The construction of the first church built in modern Turkey is almost complete.
The Mor Efrem Syriac Ancient Orthodox Church is due to open in Istanbul in two months.
The church’s foundation was laid three years ago in a ceremony attended by President Erdogan.
The church will serve around 17,000 Syriac Orthodox believers in the city.
It’s located in an area which is heavily populated by the Assyrian community whose numbers have soared since the Syrian civil war forced many Christians to seek refuge in Turkey.
The Christian Post reports the church’s approval surprised many after the Turkish government seized the last remaining churches in the war-torn southeast of the country.
In October a Syriac monastery in southern Turkey re-opened its doors to believers about 100 years after it was seized by the Turkish army.

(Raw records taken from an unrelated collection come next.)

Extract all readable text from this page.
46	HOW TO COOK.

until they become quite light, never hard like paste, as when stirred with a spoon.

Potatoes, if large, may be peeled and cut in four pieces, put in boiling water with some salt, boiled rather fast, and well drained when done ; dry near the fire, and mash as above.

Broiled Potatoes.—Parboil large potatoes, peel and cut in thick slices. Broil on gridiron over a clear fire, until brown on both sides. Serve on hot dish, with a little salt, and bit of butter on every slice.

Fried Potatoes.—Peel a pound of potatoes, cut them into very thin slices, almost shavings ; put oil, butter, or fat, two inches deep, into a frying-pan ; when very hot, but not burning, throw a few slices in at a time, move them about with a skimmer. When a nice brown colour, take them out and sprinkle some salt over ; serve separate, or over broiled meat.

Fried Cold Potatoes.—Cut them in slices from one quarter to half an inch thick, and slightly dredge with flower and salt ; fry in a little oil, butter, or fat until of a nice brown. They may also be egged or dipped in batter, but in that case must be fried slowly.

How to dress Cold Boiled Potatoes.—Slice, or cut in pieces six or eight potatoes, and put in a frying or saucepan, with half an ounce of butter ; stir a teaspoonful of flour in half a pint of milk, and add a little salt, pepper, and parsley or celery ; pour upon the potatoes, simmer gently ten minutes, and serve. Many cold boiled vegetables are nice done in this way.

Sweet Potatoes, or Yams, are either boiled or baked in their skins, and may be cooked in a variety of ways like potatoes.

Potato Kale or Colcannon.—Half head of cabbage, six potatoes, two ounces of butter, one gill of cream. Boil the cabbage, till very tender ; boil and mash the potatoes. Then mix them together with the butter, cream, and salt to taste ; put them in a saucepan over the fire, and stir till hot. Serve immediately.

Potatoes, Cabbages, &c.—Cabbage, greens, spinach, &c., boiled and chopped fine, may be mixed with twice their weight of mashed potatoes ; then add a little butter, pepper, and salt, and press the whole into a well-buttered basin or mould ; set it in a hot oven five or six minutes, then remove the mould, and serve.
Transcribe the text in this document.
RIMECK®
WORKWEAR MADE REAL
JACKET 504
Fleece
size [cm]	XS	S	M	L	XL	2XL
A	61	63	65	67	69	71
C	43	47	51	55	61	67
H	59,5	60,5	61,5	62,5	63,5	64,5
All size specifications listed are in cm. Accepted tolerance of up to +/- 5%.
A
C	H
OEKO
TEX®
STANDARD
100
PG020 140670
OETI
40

Christians have been living in southern Turkey since the first centuries of Christianity.
Many Syriac Christians still speak Neo-Aramaic that descended from the language spoken by Jesus.
In 2020 President Erdogan converted Istanbul’s landmark church-turned-museum, the Hagia Sophia, into a mosque.
Built in 537 AD as a Greek Orthodox church, it was the seat of Eastern Christianity for 900 years before the city was seized in the 15th century by Sultan Mehmed II, who converted it into an Ottoman mosque.
In 1934 modern Turkey’s founder Mustafa Kemal Ataturk banned worship in the Hagia Sophia and designated it as a museum.
President Erdogan also ordered that another ancient Orthodox church in Istanbul, the Church of the Holy Saviour in Chora — also known as the Kariye Museum — be turned into a mosque.